X_train, X_test, y_train, y_test = train_test_split(
X, y, test_size=0.2, random_state=42, shuffle=False) # keep temporal order
param_grid = {
'enet__alpha': np.logspace(-2, 1, 15), # 0.01 → 10
'enet__l1_ratio': np.linspace(0.1, 0.9, 9) # 0.1≈Ridge‑heavy, 0.9≈Lasso‑heavy
}
search = GridSearchCV(pipe, param_grid,
cv=5,
scoring='neg_root_mean_squared_error',
n_jobs=-1, verbose=1)
search.fit(X_train, y_train)
print("Best α:", search.best_params_['enet__alpha'])
print("Best l1_ratio:", search.best_params_['enet__l1_ratio'])
8. Evaluate on the hold‑out set
y_pred = search.predict(X_test)
rmse = mean_squared_error(y_test, y_pred, squared=False)
r2 = r2_score(y_test, y_pred)
print(f"Hold‑out RMSE: {rmse:.1f} kW | R²: {r2:.3f}")
9. Inspect coefficients
Non-zero coefficients rank drivers: irradiance tops the list, but module temperature (with a negative sign) reflects the efficiency drop under heat. The ridge component prevents the model from discarding correlated sensor channels altogether.

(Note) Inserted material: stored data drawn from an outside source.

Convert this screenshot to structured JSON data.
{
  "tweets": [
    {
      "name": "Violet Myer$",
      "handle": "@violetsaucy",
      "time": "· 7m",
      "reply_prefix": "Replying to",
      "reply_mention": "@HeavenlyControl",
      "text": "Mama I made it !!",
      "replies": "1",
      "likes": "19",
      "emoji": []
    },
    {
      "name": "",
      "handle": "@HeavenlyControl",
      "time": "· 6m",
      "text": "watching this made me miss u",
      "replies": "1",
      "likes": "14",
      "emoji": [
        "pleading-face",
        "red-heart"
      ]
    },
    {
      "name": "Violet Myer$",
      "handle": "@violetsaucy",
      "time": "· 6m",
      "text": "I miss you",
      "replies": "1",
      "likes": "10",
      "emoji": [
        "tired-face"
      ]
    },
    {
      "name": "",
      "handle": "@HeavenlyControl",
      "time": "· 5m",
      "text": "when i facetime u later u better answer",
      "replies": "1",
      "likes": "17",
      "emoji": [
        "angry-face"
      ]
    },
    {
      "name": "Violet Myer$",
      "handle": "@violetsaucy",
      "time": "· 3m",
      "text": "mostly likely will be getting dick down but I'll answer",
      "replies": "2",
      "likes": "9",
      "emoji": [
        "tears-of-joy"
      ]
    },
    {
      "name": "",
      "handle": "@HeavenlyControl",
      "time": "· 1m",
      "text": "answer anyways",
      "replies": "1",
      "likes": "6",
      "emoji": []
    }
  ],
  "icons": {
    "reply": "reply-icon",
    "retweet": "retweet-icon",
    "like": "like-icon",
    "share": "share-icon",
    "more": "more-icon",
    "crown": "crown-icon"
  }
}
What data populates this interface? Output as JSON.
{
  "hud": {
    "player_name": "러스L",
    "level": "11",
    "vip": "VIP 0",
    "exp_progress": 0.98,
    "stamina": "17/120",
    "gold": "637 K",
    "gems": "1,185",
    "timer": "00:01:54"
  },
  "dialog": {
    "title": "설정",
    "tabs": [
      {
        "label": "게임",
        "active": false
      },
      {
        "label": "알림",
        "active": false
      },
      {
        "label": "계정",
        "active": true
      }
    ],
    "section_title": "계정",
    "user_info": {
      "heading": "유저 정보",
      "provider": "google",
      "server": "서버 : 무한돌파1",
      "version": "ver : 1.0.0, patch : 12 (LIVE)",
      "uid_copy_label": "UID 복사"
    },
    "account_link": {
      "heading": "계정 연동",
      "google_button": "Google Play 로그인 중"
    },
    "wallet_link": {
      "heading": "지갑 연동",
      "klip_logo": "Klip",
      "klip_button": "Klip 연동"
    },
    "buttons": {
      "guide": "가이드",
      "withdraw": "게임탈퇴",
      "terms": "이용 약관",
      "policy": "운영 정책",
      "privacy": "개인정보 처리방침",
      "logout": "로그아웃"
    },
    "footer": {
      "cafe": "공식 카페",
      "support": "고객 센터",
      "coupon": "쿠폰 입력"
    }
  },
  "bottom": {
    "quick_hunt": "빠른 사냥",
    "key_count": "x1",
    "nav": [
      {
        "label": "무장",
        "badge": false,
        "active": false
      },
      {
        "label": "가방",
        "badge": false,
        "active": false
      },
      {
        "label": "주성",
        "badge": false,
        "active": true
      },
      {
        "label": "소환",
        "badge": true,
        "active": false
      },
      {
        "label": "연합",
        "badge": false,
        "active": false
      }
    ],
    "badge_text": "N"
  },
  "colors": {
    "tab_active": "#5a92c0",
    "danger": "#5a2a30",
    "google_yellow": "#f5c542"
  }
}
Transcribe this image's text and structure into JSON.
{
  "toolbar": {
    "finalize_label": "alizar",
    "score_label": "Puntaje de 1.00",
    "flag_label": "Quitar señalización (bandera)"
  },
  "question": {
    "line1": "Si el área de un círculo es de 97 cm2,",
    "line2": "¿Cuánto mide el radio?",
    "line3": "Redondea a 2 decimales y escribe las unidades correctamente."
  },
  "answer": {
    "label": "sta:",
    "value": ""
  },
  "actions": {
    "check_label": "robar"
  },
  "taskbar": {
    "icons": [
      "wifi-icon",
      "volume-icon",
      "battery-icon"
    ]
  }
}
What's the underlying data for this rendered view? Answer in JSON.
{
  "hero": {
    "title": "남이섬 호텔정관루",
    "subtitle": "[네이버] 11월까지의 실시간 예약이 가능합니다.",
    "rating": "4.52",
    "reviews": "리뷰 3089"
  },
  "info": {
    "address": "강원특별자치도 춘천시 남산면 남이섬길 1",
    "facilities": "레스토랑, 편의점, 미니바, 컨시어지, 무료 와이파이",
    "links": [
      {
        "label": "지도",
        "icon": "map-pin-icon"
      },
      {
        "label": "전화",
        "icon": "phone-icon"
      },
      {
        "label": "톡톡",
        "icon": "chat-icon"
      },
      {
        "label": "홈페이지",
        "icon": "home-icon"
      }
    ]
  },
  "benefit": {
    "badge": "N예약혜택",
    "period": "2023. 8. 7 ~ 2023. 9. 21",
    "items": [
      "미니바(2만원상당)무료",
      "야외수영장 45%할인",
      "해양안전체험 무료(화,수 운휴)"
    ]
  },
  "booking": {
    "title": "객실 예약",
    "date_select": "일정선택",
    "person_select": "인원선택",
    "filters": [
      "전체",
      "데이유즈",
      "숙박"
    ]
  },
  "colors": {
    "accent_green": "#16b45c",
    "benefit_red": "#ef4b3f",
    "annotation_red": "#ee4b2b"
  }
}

scales = search.best_estimator_.named_steps['prep'] \
.named_transformers_['num'].scale_
coefs = search.best_estimator_.named_steps['enet'].coef_ / scales
imp = pd.Series(coefs, index=num_cols).sort_values(key=abs, ascending=False)
plt.figure(figsize=(7,4))
imp.plot(kind='barh'); plt.gca().invert_yaxis()
plt.title('Elastic Net Coefficients – Solar Output Drivers')
plt.xlabel('Δ kW (1 hour ahead)'); plt.show()
Summary
With ~120 lines of Python, we produced an Elastic Net model that:
- Forecasts plant DC power one hour ahead with a low RMSE, giving operators time to adjust inverter set‑points or battery dispatch.
- Balances Ridge’s stability and Lasso’s sparsity, yielding an interpretable set of weather drivers rather than a black‑box ensemble.
- Streamlines retraining—drop in tomorrow’s SCADA CSV, call .fit(), and the entire pipeline updates automatically.
The result: more accurate, transparent solar‑output predictions that translate directly into better grid bids and reduced imbalance charges.